Eating Paleo but Can’t have Eggs? Great Egg-free Breakfast Ideas

Giving up quick and easy cereal or toast in the morning can be one of the most difficult parts of switching to a paleo approach. Usually eggs become the new hero, since they’re versatile, simple to prepare and easy to transport. They’re packed with proteins, fats, vitamins and minerals. What’s not to love?

Unfortunately there are a few problems that can make eggs a no-go for some people. Eggs are one of the most common food allergens, affecting 2–3% of people. The allergy is sometimes permanent, but some children can grow out of it.

Others experience an intolerance due to the histamine content of eggs. In this case, eating the yolks on their own can eliminate the problem.

The proteins in egg whites can be difficult to digest, and may even start an auto-immune process. This can be due to a sensitivity that is developed when eggs are eaten too frequently.

The autoimmune reaction occurs because of enzymes in the egg white that are meant to protect the developing chick (in the yolk) against invading bacteria. One of the main enzymes in this process is called lysozyme. Lysozyme can cross the gut barrier and cause the formation of antibodies, which also react to normal human proteins.

Those with autoimmune conditions following the autoimmune paleo protocol will notice that this specialized program leaves eggs out for some time at first, to allow the gut lining to heal and the inflammation to subside.

So if we’ve given up our old staple grain-based breakfast, and eggs are out as well, what’s left? A good recommendation is to break free from the culturally-imposed limitations of “breakfast foods.” The typical North American breakfast is not very filling, and certainly doesn’t provide good brain fuel for the day ahead. Here are some delicious and nutritious paleo egg-free breakfast ideas that will help fuel your healthy morning.

Allergy-friendly breakfast cookies

These are deliciously soft cookies that contain no inflammatory ingredients—no nuts and no eggs. These are compliant with the SCD (specific carbohydrate diet) as well.

Ingredients:

  • 1/2 pound ripe bananas (about 1 cup mashed)
  • 1/2 cup unsweetened applesauce
  • 2 tbsp palm shortening or ghee
  • 2 oz pitted dates (about 3 or 4)
  • 1/3 cup coconut flour
  • 2 tsp cinnamon
  • 1 tsp vanilla
  • 1 tsp baking soda
  • 1 1/2 tsp lemon juice
  • 1/2 cup finely shredded dried coconut
  • 2 tbsp dried apricots, chopped
  • 2 tbsp dried currants
  • 2 tbsp raisins

Instructions:

  1. Preheat oven to 350°F.
  2. In a food processor, puree the bananas, dates, applesauce, and shortening until it has the consistency of baby food, about 30 seconds.
  3. Add the coconut flour, cinnamon, vanilla, baking soda, lemon juice and pulse 5 or 6 times until combined.
  4. Add the dried fruit and shredded coconut and pulse twice.

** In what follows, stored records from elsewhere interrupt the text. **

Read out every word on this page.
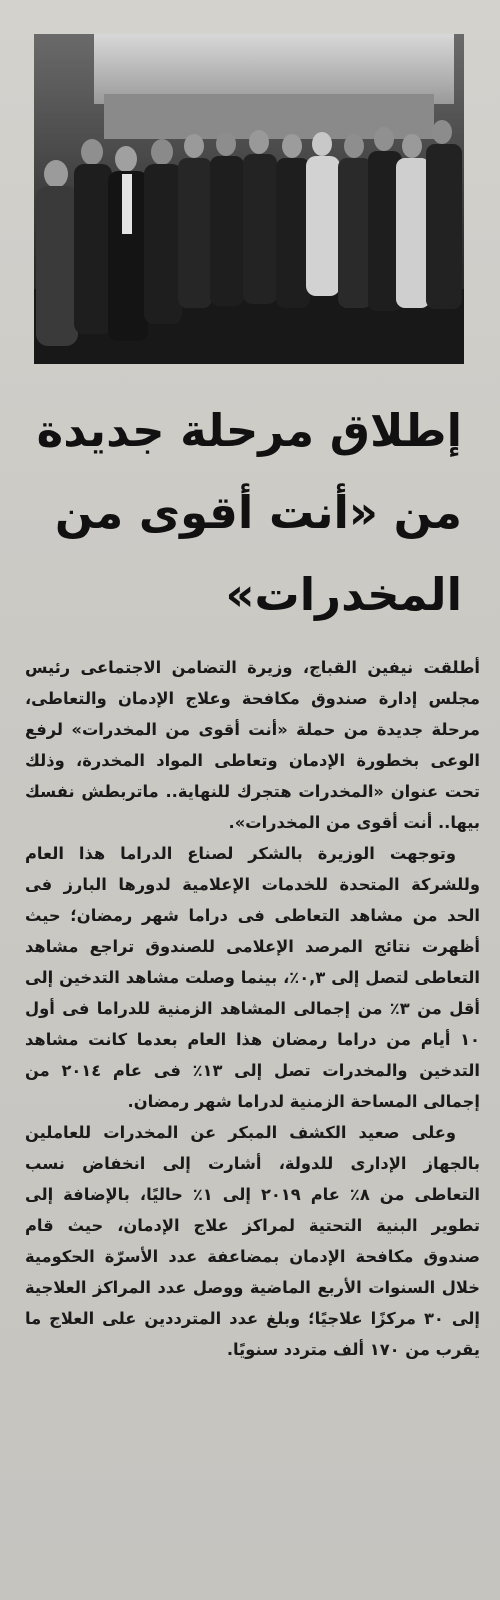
إطلاق مرحلة جديدة
من «أنت أقوى من
المخدرات»

أطلقت نيفين القباج، وزيرة التضامن الاجتماعى رئيس مجلس إدارة صندوق مكافحة وعلاج الإدمان والتعاطى، مرحلة جديدة من حملة «أنت أقوى من المخدرات» لرفع الوعى بخطورة الإدمان وتعاطى المواد المخدرة، وذلك تحت عنوان «المخدرات هتجرك للنهاية.. ماتربطش نفسك بيها.. أنت أقوى من المخدرات».

وتوجهت الوزيرة بالشكر لصناع الدراما هذا العام وللشركة المتحدة للخدمات الإعلامية لدورها البارز فى الحد من مشاهد التعاطى فى دراما شهر رمضان؛ حيث أظهرت نتائج المرصد الإعلامى للصندوق تراجع مشاهد التعاطى لتصل إلى ٠,٣٪، بينما وصلت مشاهد التدخين إلى أقل من ٣٪ من إجمالى المشاهد الزمنية للدراما فى أول ١٠ أيام من دراما رمضان هذا العام بعدما كانت مشاهد التدخين والمخدرات تصل إلى ١٣٪ فى عام ٢٠١٤ من إجمالى المساحة الزمنية لدراما شهر رمضان.

وعلى صعيد الكشف المبكر عن المخدرات للعاملين بالجهاز الإدارى للدولة، أشارت إلى انخفاض نسب التعاطى من ٨٪ عام ٢٠١٩ إلى ١٪ حاليًا، بالإضافة إلى تطوير البنية التحتية لمراكز علاج الإدمان، حيث قام صندوق مكافحة الإدمان بمضاعفة عدد الأسرّة الحكومية خلال السنوات الأربع الماضية ووصل عدد المراكز العلاجية إلى ٣٠ مركزًا علاجيًا؛ وبلغ عدد المترددين على العلاج ما يقرب من ١٧٠ ألف متردد سنويًا.
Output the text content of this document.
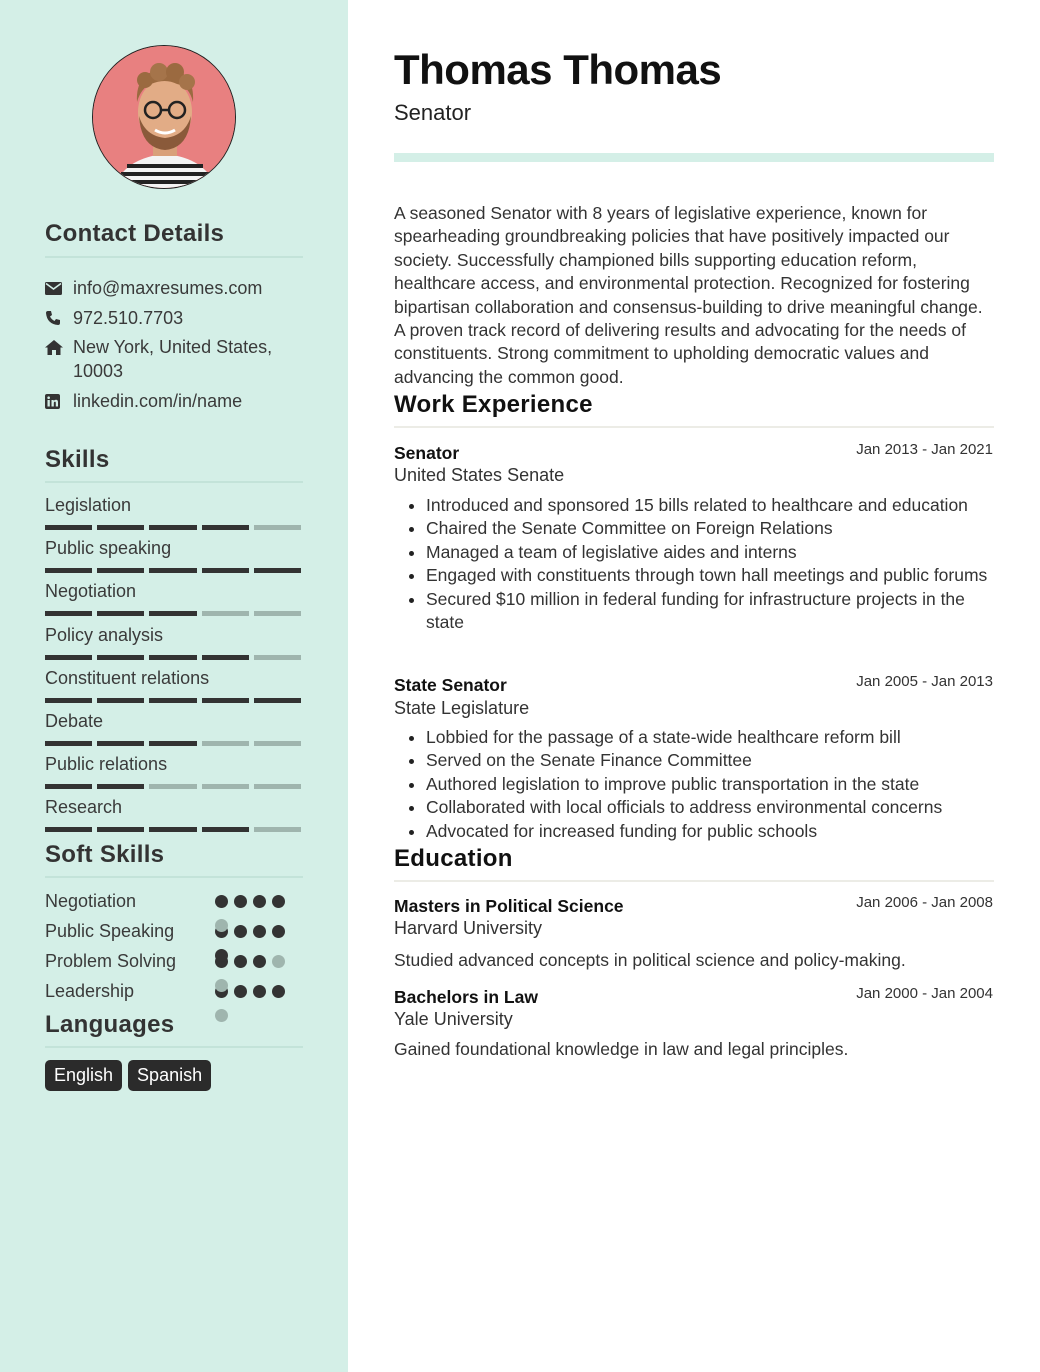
Contact Details
info@maxresumes.com
972.510.7703
New York, United States, 10003
linkedin.com/in/name
Skills
Legislation
Public speaking
Negotiation
Policy analysis
Constituent relations
Debate
Public relations
Research
Soft Skills
Negotiation
Public Speaking
Problem Solving
Leadership
Languages
English	Spanish
Thomas Thomas
Senator

A seasoned Senator with 8 years of legislative experience, known for spearheading groundbreaking policies that have positively impacted our society. Successfully championed bills supporting education reform, healthcare access, and environmental protection. Recognized for fostering bipartisan collaboration and consensus-building to drive meaningful change. A proven track record of delivering results and advocating for the needs of constituents. Strong commitment to upholding democratic values and advancing the common good.

Work Experience
Senator	Jan 2013 - Jan 2021
United States Senate
Introduced and sponsored 15 bills related to healthcare and education
Chaired the Senate Committee on Foreign Relations
Managed a team of legislative aides and interns
Engaged with constituents through town hall meetings and public forums
Secured $10 million in federal funding for infrastructure projects in the state
State Senator	Jan 2005 - Jan 2013
State Legislature
Lobbied for the passage of a state-wide healthcare reform bill
Served on the Senate Finance Committee
Authored legislation to improve public transportation in the state
Collaborated with local officials to address environmental concerns
Advocated for increased funding for public schools
Education
Masters in Political Science	Jan 2006 - Jan 2008
Harvard University
Studied advanced concepts in political science and policy-making.
Bachelors in Law	Jan 2000 - Jan 2004
Yale University
Gained foundational knowledge in law and legal principles.
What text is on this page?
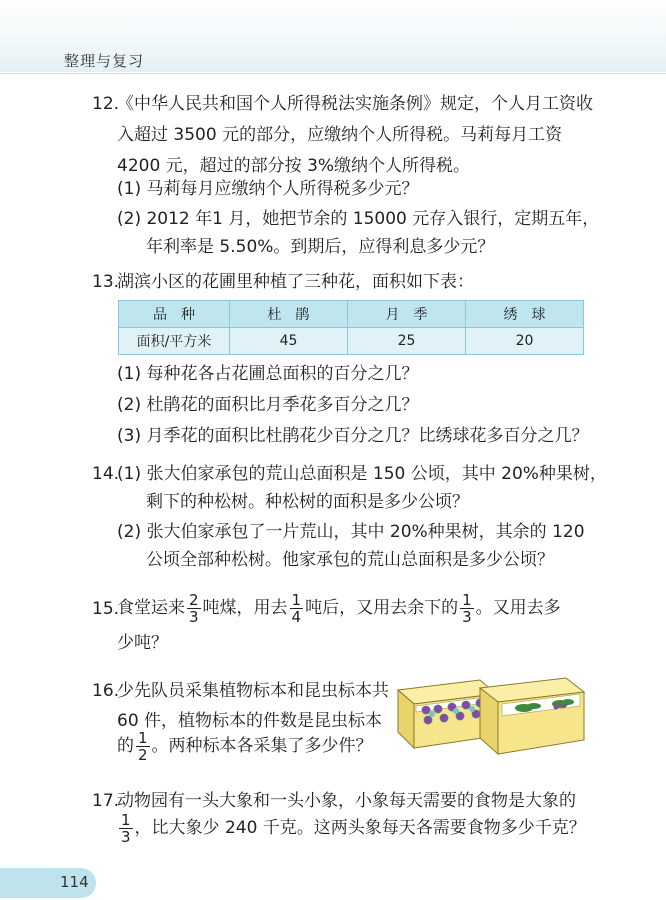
整理与复习
12.
《中华人民共和国个人所得税法实施条例》规定，个人月工资收
入超过 3500 元的部分，应缴纳个人所得税。马莉每月工资
4200 元，超过的部分按 3%缴纳个人所得税。
(1) 马莉每月应缴纳个人所得税多少元？
(2) 2012 年1 月，她把节余的 15000 元存入银行，定期五年，
年利率是 5.50%。到期后，应得利息多少元？
13.
湖滨小区的花圃里种植了三种花，面积如下表：
品　种	杜　鹃	月　季	绣　球
面积/平方米	45	25	20
(1) 每种花各占花圃总面积的百分之几？
(2) 杜鹃花的面积比月季花多百分之几？
(3) 月季花的面积比杜鹃花少百分之几？比绣球花多百分之几？
14.
(1) 张大伯家承包的荒山总面积是 150 公顷，其中 20%种果树，
剩下的种松树。种松树的面积是多少公顷？
(2) 张大伯家承包了一片荒山，其中 20%种果树，其余的 120
公顷全部种松树。他家承包的荒山总面积是多少公顷？
15.
食堂运来 $\frac{2}{3}$ 吨煤，用去 $\frac{1}{4}$ 吨后，又用去余下的 $\frac{1}{3}$ 。又用去多
少吨？
16.
少先队员采集植物标本和昆虫标本共
60 件，植物标本的件数是昆虫标本
的 $\frac{1}{2}$ 。两种标本各采集了多少件？
17.
动物园有一头大象和一头小象，小象每天需要的食物是大象的
$\frac{1}{3}$ ，比大象少 240 千克。这两头象每天各需要食物多少千克？
114
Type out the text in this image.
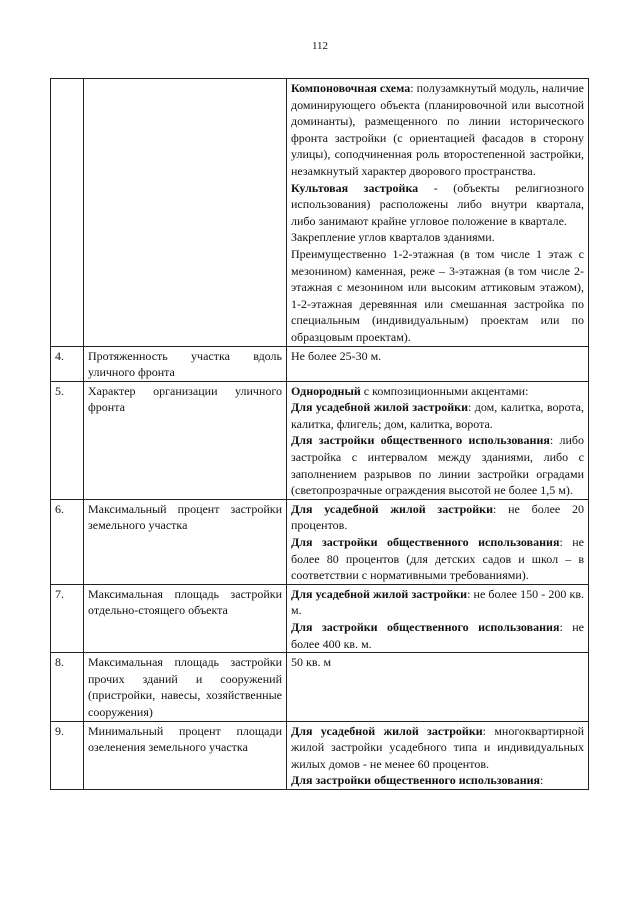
112

		Компоновочная схема: полузамкнутый модуль, наличие доминирующего объекта (планировочной или высотной доминанты), размещенного по линии исторического фронта застройки (с ориентацией фасадов в сторону улицы), соподчиненная роль второстепенной застройки, незамкнутый характер дворового пространства.

Культовая застройка - (объекты религиозного использования) расположены либо внутри квартала, либо занимают крайне угловое положение в квартале.

Закрепление углов кварталов зданиями.

Преимущественно 1-2-этажная (в том числе 1 этаж с мезонином) каменная, реже – 3-этажная (в том числе 2-этажная с мезонином или высоким аттиковым этажом), 1-2-этажная деревянная или смешанная застройка по специальным (индивидуальным) проектам или по образцовым проектам).

4.	Протяженность участка вдоль уличного фронта	Не более 25-30 м.

5.	Характер организации уличного фронта	Однородный с композиционными акцентами:

Для усадебной жилой застройки: дом, калитка, ворота, калитка, флигель; дом, калитка, ворота.

Для застройки общественного использования: либо застройка с интервалом между зданиями, либо с заполнением разрывов по линии застройки оградами (светопрозрачные ограждения высотой не более 1,5 м).

6.	Максимальный процент застройки земельного участка	Для усадебной жилой застройки: не более 20 процентов.

Для застройки общественного использования: не более 80 процентов (для детских садов и школ – в соответствии с нормативными требованиями).

7.	Максимальная площадь застройки отдельно-стоящего объекта	Для усадебной жилой застройки: не более 150 - 200 кв. м.

Для застройки общественного использования: не более 400 кв. м.

8.	Максимальная площадь застройки прочих зданий и сооружений (пристройки, навесы, хозяйственные сооружения)	50 кв. м

9.	Минимальный процент площади озеленения земельного участка	Для усадебной жилой застройки: многоквартирной жилой застройки усадебного типа и индивидуальных жилых домов - не менее 60 процентов.

Для застройки общественного использования:
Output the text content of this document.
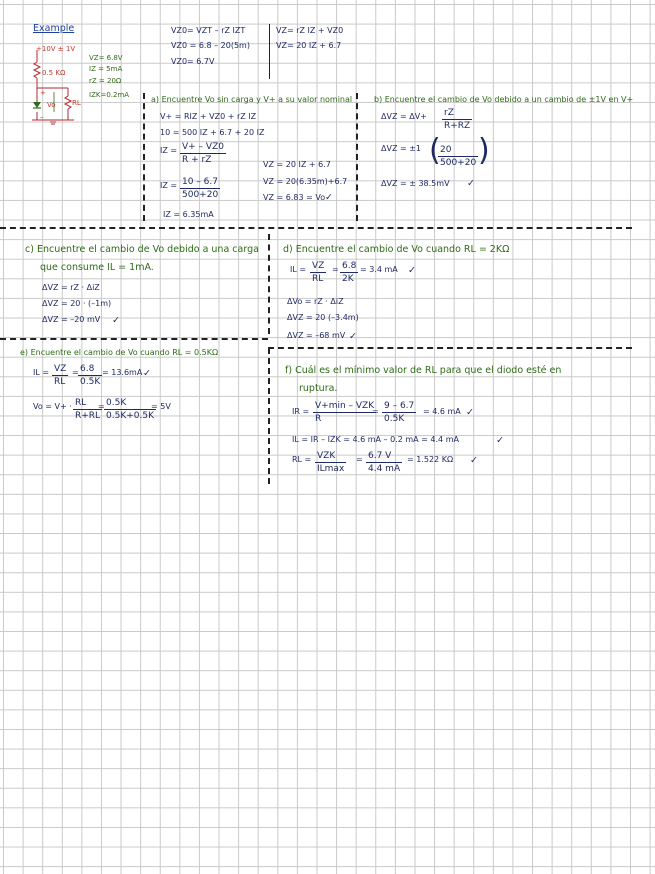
Example
+10V ± 1V
0.5 KΩ
+
Vo RL
–
VZ= 6.8V
IZ = 5mA
rZ = 20Ω
IZK=0.2mA
VZ0= VZT – rZ IZT
VZ0 = 6.8 – 20(5m)
VZ0= 6.7V
VZ= rZ IZ + VZ0
VZ= 20 IZ + 6.7
a) Encuentre Vo sin carga y V+ a su valor nominal
V+ = RIZ + VZ0 + rZ IZ
10 = 500 IZ + 6.7 + 20 IZ
IZ = $\frac{V+ - VZ0}{R + rZ}$
IZ = $\frac{10 - 6.7}{500+20}$
IZ = 6.35mA
VZ = 20 IZ + 6.7
VZ = 20(6.35m)+6.7
VZ = 6.83 = Vo ✓
b) Encuentre el cambio de Vo debido a un cambio de ±1V en V+
$\Delta VZ = \Delta V+ \frac{rZ}{R+RZ}$
ΔVZ = ±1 (
$\frac{20}{500+20}$ )
ΔVZ = ± 38.5mV ✓
c) Encuentre el cambio de Vo debido a una carga
que consume IL = 1mA.
ΔVZ = rZ · ΔiZ
ΔVZ = 20 · (–1m)
ΔVZ = –20 mV ✓
d) Encuentre el cambio de Vo cuando RL = 2KΩ
IL = $\frac{VZ}{RL} = \frac{6.8}{2K} = 3.4$ mA ✓
ΔVo = rZ · ΔiZ
ΔVZ = 20 (–3.4m)
ΔVZ = –68 mV ✓
e) Encuentre el cambio de Vo cuando RL = 0.5KΩ
IL = $\frac{VZ}{RL} = \frac{6.8}{0.5K} = 13.6mA$ ✓
$Vo = V+ \cdot \frac{RL}{R+RL}$
= $\frac{0.5K}{0.5K+0.5K}$
= 5V
f) Cuál es el mínimo valor de RL para que el diodo esté en
ruptura.
IR =
V+min – VZK
R
= $\frac{9 - 6.7}{0.5K} = 4.6$ mA ✓
IL = IR – IZK = 4.6 mA – 0.2 mA = 4.4 mA	✓
RL = VZK
ILmax
= $\frac{6.7 V}{4.4 mA} = 1.522$ KΩ ✓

Don’t run it long enough to puree the dried fruit, just enough to incorporate it.
  5. Spoon golf-ball sized balls of dough onto a cookie sheet lined with parchment or a Silpat.
  6. Flatten the balls a bit with your palm. These cookies don’t spread, so make them the shape and size you want prior to baking. Alternatively, press the dough into a greased dish and bake as bars.
  7. Bake for 18–20 minutes.
  8. Let the cookies cool completely, then store in an airtight container in the fridge.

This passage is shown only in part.